Sofia hesitated. She had never seen this man before, and now she was placing her life in his hands. Seeing her doubt, he smiled. His blue eyes crinkled, but his great mustache looked sad. “Don’t worry,” he told her. “I have children, too. We will only get through these times if we help one other.”

She climbed down a creaky wooden ladder into the darkness. It smelled of damp, mold and earth. He handed Shaya into her arms and closed the trapdoor, returning a few minutes later with a loaf of bread and a glass of butter. “Here,” he whispered. “For the little one.”

He closed the door for the last time. Dirt rained down on their heads as he arranged the carpet over their hiding place. She heard the table scraping across the floor, thumping into place. Finally she heard the squeak of the floorboards as he crossed to the door, the ratcheting sound of the key turning the tumblers in the lock, leaving her in utter blackness.

The pounding of soldiers’ fists on doors drew closer, house by house, until it was right on top of them. The sound of many boots booming up the stairs, the crunch of breaking glass and splintering wood, the high-pitched shrieks of frightened children and screaming women grew louder, louder still, until it was over their heads and all around them.

The ground shook, the lock rattled. Now she could hear the steady tramp tramp tramp of hundreds of feet, walking, running, shuffling past the front door, towards the marketplace.

She heard the soft pleading of an old woman, and the sound of blows landing on unprotected flesh.
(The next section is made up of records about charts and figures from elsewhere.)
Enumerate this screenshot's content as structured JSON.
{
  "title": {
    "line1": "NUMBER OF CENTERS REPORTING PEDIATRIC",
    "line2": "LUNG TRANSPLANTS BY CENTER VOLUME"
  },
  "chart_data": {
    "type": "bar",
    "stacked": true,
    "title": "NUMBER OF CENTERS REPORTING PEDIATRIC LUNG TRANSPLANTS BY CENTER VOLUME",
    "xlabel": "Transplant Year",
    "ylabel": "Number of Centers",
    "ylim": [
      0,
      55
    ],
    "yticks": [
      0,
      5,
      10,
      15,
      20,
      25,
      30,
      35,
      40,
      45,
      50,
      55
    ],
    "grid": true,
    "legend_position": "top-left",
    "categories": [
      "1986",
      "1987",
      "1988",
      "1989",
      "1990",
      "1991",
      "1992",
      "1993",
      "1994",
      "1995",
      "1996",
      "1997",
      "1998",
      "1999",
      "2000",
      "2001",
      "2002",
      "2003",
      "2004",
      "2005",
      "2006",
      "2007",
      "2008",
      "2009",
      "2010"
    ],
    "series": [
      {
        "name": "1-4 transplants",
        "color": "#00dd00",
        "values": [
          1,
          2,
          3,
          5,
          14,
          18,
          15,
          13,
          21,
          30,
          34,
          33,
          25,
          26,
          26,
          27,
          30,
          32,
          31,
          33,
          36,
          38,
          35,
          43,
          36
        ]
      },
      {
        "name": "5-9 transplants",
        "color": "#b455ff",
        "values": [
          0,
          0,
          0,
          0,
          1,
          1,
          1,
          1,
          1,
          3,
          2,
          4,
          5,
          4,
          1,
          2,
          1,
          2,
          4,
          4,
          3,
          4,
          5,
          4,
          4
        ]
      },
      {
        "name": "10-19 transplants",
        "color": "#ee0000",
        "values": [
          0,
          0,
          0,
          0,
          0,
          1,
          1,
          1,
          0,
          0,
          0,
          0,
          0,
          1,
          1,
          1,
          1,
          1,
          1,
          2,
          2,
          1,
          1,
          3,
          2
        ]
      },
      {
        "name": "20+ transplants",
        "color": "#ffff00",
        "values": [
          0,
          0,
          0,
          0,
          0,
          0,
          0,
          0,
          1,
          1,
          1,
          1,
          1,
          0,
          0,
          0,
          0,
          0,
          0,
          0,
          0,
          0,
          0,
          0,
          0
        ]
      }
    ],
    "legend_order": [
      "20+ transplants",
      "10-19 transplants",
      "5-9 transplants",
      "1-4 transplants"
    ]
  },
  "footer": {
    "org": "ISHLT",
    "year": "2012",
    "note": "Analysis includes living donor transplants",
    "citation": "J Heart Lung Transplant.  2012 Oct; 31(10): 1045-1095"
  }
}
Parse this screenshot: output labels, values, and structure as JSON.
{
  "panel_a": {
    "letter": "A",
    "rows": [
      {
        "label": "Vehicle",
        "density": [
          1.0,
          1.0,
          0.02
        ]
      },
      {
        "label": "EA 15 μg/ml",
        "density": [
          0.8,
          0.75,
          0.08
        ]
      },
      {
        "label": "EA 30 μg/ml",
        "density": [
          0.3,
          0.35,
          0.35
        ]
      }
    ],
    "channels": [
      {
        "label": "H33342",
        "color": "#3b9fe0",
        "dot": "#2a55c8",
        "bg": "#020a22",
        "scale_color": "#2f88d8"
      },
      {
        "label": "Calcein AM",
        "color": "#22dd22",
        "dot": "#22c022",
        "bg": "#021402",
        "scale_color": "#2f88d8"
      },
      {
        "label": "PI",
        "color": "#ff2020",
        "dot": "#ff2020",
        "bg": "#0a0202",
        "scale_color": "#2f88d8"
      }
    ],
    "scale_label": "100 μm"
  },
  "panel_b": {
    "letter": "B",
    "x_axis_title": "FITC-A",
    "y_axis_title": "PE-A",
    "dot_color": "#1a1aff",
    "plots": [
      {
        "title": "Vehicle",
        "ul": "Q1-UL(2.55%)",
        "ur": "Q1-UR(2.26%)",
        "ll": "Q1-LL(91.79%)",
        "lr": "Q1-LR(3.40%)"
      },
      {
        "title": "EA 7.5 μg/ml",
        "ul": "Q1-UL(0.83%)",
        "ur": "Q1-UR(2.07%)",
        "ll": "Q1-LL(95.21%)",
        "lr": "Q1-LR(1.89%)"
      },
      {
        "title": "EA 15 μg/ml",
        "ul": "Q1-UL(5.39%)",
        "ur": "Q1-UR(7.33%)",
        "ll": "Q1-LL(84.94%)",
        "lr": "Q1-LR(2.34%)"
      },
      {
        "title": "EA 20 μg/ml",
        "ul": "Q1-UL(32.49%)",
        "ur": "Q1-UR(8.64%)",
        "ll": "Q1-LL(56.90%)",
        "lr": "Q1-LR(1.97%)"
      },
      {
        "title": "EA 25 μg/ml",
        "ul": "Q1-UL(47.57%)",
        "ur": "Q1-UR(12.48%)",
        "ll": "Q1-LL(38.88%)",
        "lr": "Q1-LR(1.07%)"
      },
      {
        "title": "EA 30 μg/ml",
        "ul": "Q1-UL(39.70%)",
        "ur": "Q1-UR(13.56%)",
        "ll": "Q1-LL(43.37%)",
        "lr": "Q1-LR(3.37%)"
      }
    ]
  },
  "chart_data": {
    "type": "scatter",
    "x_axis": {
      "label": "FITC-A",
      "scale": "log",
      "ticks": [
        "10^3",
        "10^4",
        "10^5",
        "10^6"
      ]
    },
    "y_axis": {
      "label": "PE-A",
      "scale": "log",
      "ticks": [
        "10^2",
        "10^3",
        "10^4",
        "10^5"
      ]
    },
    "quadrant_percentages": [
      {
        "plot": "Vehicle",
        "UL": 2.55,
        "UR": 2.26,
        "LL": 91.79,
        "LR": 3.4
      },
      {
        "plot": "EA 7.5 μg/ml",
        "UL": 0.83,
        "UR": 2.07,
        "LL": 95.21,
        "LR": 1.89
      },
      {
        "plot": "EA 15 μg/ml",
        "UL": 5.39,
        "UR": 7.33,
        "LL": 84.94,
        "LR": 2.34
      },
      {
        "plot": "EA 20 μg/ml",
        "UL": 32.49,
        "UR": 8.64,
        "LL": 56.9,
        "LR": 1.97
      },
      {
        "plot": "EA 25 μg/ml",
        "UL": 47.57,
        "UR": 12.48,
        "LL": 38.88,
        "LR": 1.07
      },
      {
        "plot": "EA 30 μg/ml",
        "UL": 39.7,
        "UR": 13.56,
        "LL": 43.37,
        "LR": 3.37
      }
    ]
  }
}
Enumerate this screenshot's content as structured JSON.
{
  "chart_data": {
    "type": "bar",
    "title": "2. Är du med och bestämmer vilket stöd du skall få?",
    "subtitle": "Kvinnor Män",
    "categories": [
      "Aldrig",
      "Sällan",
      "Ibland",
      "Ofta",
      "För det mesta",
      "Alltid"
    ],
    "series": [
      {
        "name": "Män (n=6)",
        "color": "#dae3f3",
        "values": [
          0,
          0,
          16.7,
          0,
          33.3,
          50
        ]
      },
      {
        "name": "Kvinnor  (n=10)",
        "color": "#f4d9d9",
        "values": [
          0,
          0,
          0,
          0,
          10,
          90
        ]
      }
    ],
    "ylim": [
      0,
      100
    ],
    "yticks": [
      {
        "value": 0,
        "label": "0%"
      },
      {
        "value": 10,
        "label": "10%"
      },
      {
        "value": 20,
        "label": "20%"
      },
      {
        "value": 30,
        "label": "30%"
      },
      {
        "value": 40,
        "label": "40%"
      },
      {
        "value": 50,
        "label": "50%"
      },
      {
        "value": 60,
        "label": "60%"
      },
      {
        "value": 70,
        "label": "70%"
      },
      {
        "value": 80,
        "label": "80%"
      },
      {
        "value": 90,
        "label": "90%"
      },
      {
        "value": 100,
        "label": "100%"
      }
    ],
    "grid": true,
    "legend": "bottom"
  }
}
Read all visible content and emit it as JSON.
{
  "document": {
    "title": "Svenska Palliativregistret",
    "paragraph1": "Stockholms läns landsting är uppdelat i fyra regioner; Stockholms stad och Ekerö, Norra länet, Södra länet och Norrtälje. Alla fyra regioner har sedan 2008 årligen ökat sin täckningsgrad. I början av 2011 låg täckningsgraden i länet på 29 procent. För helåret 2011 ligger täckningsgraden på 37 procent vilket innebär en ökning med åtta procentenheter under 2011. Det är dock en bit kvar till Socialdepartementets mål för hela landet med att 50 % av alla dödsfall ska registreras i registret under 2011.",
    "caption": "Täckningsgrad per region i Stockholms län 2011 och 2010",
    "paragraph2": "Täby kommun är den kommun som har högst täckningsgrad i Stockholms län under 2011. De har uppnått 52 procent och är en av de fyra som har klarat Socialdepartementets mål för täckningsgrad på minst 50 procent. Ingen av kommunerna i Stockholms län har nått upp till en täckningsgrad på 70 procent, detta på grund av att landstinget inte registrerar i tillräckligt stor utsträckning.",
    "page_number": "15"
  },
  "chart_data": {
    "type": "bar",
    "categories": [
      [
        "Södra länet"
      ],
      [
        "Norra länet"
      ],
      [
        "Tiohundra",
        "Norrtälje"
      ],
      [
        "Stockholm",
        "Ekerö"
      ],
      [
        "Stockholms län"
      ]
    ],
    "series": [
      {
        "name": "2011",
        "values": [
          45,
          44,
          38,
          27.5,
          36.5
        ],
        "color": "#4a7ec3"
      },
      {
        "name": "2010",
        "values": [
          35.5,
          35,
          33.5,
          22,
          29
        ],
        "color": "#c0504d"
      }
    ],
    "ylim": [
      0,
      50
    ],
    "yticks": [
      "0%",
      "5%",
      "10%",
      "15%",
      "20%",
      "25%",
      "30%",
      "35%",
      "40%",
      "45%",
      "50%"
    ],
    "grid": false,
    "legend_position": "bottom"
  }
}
She heard the sound of bodies being dragged across the pavement and the sound of wagon wheels on cobblestones. She could hear the curses of the SS men, the crazed barking of the dogs, the frantic cries of mothers calling for lost children. She recognized the laughing babble of poor Mendel the barber’s son, who had never been right in the head. She could hear Gittel Danielsohn, who’d lost her mind after her husband was killed and her children taken in the first
Aktzia,
singing the
beautiful Danube Waltz and begging the soldiers to dance with her, and the laughter of the soldiers as they encouraged her.

The sounds multiplied, echoing and ricocheting and resounding off the walls of the buildings surrounding the quaint old market square, roiling together into a thunderous whirlwind of noise that rose like one long mourner’s prayer for the Jews of the city of Wlodawa, ascending into the leaden sky.

At the close of the second day, the dim light grew dimmer, slouching toward evening. And in that blue hour when it is dark but not yet night, Sofia heard someone fiddle with the lock, then smash it open.

Heavy footsteps entered the room, leather squeaking. A soldier’s boots. Sofia hardly dared to breathe. Though she couldn’t see Shaya, she could feel him, a warm bundle in her lap, and she shut her eyes and prayed that he wouldn’t choose this moment to speak up in his adorable singsong.

The boots circled the room, opening and closing cupboards, banging on walls to search for concealed openings. They stopped not two feet from her head, stomped on the floor to listen for the echo of hollow spaces. Dust sifted down onto her face. She could feel Shaya stir against her, and her fingers crept across his cheeks and covered his mouth.